Big changes continue in the way Americans consume television.
In its new Total Audience Report for the fourth quarter of 2014, Nielsen says that 41% of U.S. homes have access to a subscription video-on-demand service like Netflix, up from 36% a year ago.
In homes with streaming services, usage of TV connected technology is nearly 50 minutes greater per day than in a typical TV home.
At the same time, live viewing is down, while delayed viewing rises. And the number of pay-TV subscribers is down while over-the-top services are launched to serve a growing number of broadcast only and broadband only homes.
Changes in viewing behavior have cut into the ratings (and ad revenues) of broadcast and cable networks. Media companies are pushing Nielsen to find more effective ways of measuring viewing on a multiplying number of services and an expanding list of devices. In response Nielsen has set a goal of someday measuring what it calls total audiences.
“Increasing consumer time and attention creates opportunities for content owners. However, economics in digital remain challenging for all but a few. With continued and accelerating fragmentation, the risks and rewards are potentially high, and the ability to stake a claim in the expanding industry pie is central to companies’ growth," said Dounia Turrill, senior VP insights, at Nielsen, who supervised the report. “The landscape has created new competitors—akin to a modern day gold rush—for traditional video and audio, with the emergence of a relatively small number of digital leaders, all of whom are looking not just to compete, but to stake a claim and prosper in that space.”
Turrill said “it will be measurement that holds a key to enabling true understanding of this audience behavior (in real-time) to inform dynamic content and advertising in an ever-fragmenting media world. Accordingly, to do so, audience measurement will transform dramatically to capture and accurately value the ‘total audience.’”
In the report Nielsen says the amount of time spent per day by adults watching live TV fell to 4 hours and 51 seconds in the fourth quarter, down from 5:04 a year ago and 5:10 in the fourth quarter of 2012. Time-shifted viewing rose to 33 minutes from 32 minutes a year ago and 27 minutes in 2012.
Pay TV households fell to 100.8 million from 102.8 million. Wired cable homes fell to 53.1 million from 55.7 million. Telco homes rose to 13 million from 12 million, satellite homes dipped to 34.7 million from 35.1 million.
The number of broadcast-only homes rose to 12.3 million from 11.3 million. Broadband-only homes more than doubled to 3 million from 1.3 million.

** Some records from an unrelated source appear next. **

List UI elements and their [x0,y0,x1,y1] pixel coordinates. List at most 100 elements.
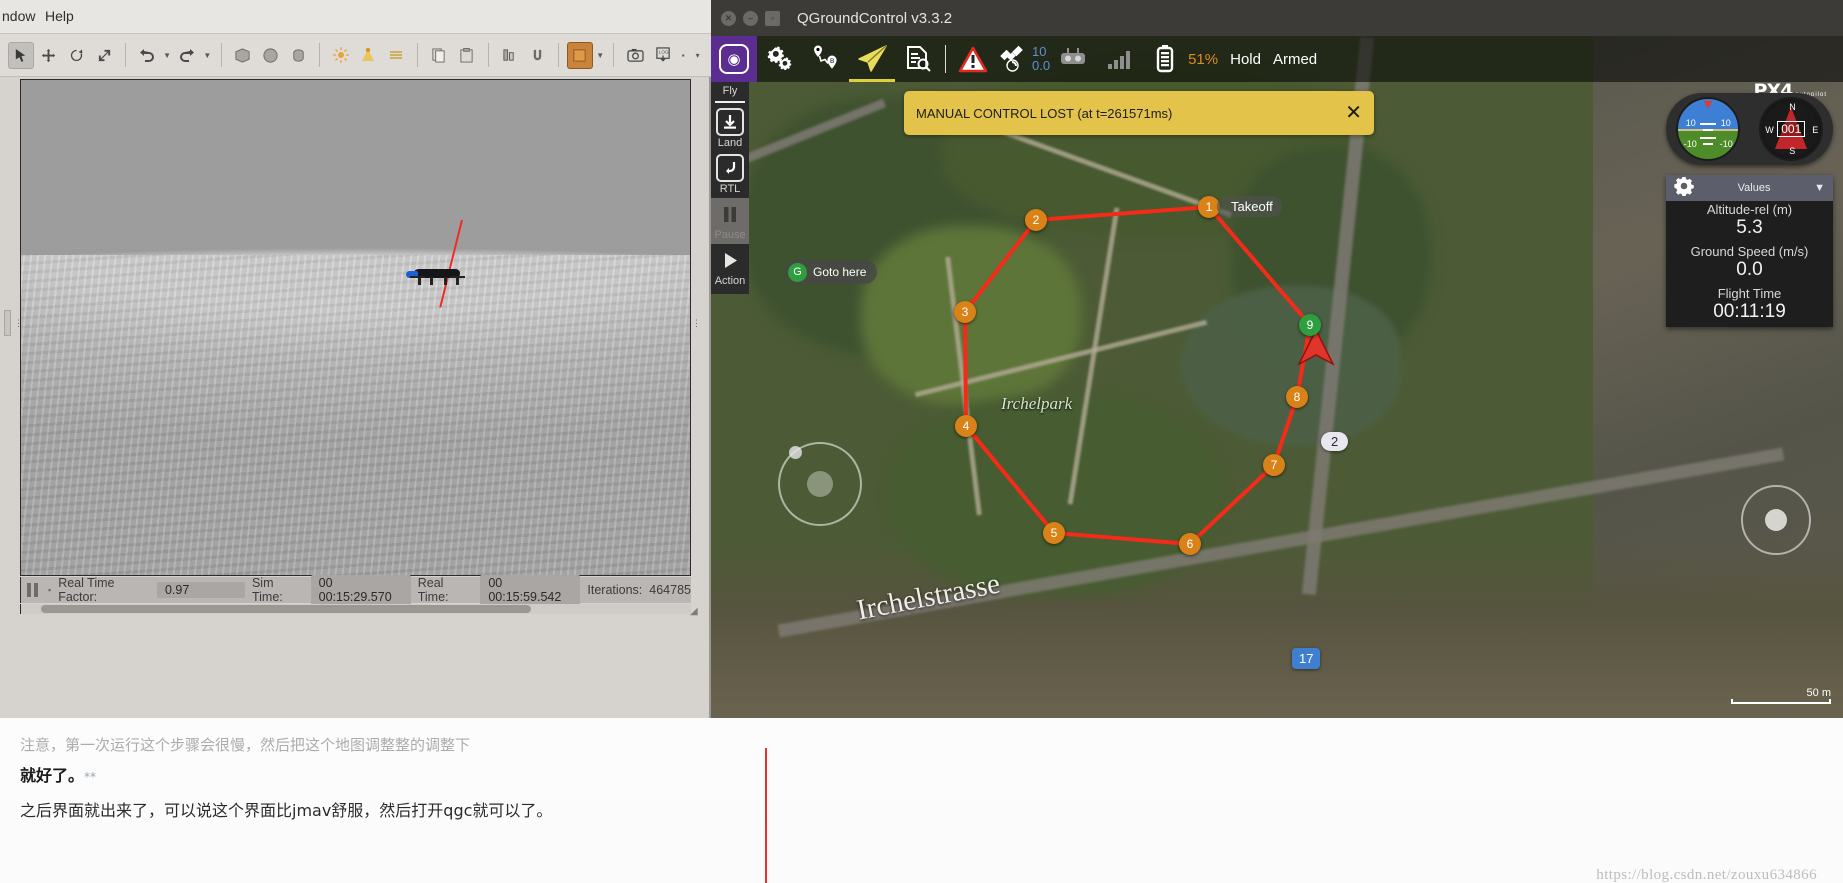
qgc-logo-icon[interactable]: ◉ [711,36,757,82]
paste-icon[interactable] [454,42,480,69]
waypoint-marker[interactable]: 3 [954,301,976,323]
map-zoom-joystick[interactable] [1741,485,1811,555]
values-widget: Values ▼ Altitude-rel (m) 5.3 Ground Spe… [1666,175,1833,327]
gazebo-ground-plane [21,255,690,575]
analyze-document-icon[interactable] [895,36,941,82]
spot-light-icon[interactable] [356,42,382,69]
redo-caret-icon[interactable]: ▼ [202,51,213,60]
rtf-value: 0.97 [156,582,245,598]
satellite-icon[interactable] [996,36,1030,82]
sphere-icon[interactable] [257,42,283,69]
land-arrow-down-icon [716,108,744,136]
translate-icon[interactable] [36,42,62,69]
value-row: Ground Speed (m/s) 0.0 [1666,243,1833,285]
directional-light-icon[interactable] [383,42,409,69]
iterations-label: Iterations: [587,583,643,597]
vehicle-icon[interactable] [1293,328,1339,375]
map-transit-marker[interactable]: 17 [1292,648,1321,669]
copy-icon[interactable] [426,42,452,69]
values-header[interactable]: Values ▼ [1666,175,1833,201]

The number of homes with broadcast-only TV access and broadband rose to 6.2 million from 5.6 million and the number of cable homes with broadband access fell to 78.8 million from 79.1 million.
The percentage of homes with a DVR was unchanged at 49%, while the number of homes with SVOD rose to 41% from 36%. The number of homes with a tablet rose to 48% from 36% and the number of homes with enabled smart TVs rose to 14%.
"While we see that this time and attention continues to grow—across devices and services—it also has progressively shifted from live viewing to on-demand consumption with broad-reaching implications,” Turrill said.
“U.S. consumers are adding time to their media day and making time to connect with their favorite content, no matter where it exists. They have the ability to port content—both video content and audio content. Devices and services that enable on-demand access to content, subscription-on-demand services that deliver programming content as well as audio content, are growing by leaps and bounds,” she said.